On that day, thousands of pairs of eyes had been focused upon a single point in the sky; we shared a vision that made us one. But even when the weather is poor and the sun obscured by clouds, the crowds under an eclipse can work a rare and life-changing magic. Seven years before the event in Turkey, my father and I walked onto a packed beach in Cornwall to witness the first total eclipse to cross Britain in more than 70 years. We found ourselves standing-room among milling tour guides, eclipse chasers, schoolchildren, camera crews, teenagers waving glow sticks, New Age travelers and folks in fancy dress. It was my first eclipse. I was anxious about all the people and still clinging to that sophomoric intuition that a revelation would come only if none of them were there. Depressingly, the sky was thick with clouds; I knew none of us would see anything other than darkness when totality came. But as the light dimmed after second contact, the atmosphere grew electric, and the crowd became suddenly important, a palpable presence in my mind. I felt a fleeting, urgent concern for the safety of everyone around me as the world rolled, and the moon, too, and night slammed down on us. Though I could hardly see a hand held in front of my face, far out across the sea hung clouds tinted the eerie sunset shade of faded photographs of atomic tests, and beyond them clear blue day. Shock, then, and a sense of creeping dread.

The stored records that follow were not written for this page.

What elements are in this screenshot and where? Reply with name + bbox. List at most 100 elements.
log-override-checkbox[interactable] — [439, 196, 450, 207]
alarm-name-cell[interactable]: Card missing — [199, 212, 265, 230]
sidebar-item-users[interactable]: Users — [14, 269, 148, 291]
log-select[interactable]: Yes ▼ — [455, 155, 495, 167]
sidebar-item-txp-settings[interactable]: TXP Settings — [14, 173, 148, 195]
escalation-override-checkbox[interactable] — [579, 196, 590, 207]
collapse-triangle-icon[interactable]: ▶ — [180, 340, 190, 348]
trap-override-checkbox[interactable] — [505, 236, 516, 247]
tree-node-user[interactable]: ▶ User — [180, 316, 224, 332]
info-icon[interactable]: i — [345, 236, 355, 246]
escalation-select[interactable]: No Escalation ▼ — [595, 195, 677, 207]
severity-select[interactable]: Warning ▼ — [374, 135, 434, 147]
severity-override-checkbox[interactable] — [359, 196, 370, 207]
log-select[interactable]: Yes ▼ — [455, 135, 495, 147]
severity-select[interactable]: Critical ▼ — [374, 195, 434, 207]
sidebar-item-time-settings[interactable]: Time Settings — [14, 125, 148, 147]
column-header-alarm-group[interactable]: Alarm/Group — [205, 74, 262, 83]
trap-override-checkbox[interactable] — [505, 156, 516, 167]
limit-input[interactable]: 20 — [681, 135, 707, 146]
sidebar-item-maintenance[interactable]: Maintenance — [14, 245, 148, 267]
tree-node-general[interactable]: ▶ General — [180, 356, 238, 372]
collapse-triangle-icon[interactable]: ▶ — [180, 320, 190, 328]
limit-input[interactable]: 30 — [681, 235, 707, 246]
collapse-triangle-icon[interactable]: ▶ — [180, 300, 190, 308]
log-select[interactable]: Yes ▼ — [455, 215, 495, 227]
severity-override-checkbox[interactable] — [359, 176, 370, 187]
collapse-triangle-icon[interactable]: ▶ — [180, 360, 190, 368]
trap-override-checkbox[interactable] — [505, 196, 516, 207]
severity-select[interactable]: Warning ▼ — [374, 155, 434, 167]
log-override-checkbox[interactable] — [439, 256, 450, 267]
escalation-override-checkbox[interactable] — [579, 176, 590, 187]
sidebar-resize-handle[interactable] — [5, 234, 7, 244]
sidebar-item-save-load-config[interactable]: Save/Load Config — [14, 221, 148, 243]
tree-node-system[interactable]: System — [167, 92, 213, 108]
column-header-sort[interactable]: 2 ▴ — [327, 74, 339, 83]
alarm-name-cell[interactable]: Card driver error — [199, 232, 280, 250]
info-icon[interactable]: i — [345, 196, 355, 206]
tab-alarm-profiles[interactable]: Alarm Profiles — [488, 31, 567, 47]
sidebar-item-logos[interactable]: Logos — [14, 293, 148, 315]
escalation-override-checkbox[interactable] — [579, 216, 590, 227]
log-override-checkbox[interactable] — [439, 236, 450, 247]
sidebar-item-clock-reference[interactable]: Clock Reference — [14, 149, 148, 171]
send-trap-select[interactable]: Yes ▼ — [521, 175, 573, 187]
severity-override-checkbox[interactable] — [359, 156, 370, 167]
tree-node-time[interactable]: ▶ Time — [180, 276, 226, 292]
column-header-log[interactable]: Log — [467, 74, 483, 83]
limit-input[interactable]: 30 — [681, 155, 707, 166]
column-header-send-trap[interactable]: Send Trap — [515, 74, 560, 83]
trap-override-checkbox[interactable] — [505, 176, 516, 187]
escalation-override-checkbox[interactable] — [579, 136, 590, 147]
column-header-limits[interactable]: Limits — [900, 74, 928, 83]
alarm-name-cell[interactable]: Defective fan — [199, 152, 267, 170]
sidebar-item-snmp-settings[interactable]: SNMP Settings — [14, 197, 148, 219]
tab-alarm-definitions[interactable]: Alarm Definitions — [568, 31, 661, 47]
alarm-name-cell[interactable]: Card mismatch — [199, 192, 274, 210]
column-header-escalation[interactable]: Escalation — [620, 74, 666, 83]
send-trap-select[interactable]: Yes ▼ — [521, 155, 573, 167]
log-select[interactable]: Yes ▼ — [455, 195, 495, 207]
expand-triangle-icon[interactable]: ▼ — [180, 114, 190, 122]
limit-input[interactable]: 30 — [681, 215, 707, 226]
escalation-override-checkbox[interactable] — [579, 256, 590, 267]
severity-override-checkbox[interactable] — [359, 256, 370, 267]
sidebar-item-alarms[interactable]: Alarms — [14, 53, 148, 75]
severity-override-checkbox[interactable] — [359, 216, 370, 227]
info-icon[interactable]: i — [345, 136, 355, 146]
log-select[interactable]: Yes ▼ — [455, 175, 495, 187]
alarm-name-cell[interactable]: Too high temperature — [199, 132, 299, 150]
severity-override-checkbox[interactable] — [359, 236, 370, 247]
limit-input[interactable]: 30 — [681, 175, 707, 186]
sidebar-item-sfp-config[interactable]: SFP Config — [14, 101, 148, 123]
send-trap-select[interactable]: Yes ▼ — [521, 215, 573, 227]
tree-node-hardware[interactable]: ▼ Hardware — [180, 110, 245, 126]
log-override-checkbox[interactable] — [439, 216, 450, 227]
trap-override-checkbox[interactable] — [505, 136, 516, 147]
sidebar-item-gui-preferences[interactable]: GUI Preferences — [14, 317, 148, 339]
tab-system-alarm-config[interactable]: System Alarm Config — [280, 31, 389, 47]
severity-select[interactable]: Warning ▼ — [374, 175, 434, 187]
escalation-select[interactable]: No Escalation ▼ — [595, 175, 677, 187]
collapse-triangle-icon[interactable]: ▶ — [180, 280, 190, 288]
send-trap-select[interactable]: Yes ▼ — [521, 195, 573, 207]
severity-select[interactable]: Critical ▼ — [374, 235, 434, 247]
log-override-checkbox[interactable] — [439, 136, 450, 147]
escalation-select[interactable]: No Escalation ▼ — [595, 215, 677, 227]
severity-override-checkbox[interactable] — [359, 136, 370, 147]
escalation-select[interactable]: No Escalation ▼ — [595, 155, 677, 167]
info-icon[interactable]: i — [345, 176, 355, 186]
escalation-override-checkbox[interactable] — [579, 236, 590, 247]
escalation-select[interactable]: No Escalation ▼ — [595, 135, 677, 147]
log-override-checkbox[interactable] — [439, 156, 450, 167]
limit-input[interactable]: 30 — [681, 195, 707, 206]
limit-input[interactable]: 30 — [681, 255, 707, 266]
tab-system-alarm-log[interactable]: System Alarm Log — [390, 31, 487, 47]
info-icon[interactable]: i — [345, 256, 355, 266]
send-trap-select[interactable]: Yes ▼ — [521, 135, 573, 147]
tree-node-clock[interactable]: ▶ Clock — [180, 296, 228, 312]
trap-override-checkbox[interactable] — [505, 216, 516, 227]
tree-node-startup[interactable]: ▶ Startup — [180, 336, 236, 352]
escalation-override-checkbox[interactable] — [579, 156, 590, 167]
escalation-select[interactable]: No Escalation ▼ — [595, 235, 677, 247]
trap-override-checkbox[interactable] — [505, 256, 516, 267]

And then the revelation came. It wasn’t what I’d expected, for it wasn’t focused up there in the sky, but down here with us all, as the crowds that lined the Atlantic shore raised cameras to commemorate totality, and as they flashed a wave of particulate light crashed along the dark beach and flooded across to the other side of the bay, making the whole coast a glittering field of stars. Each fugitive point of light was a different person. I remember laughing out loud. I’d wanted a solitary revelation, but I was given something else. An overwhelming sense of humanity, and of what it is made — a host of individual lights shining briefly against the oncoming darkness.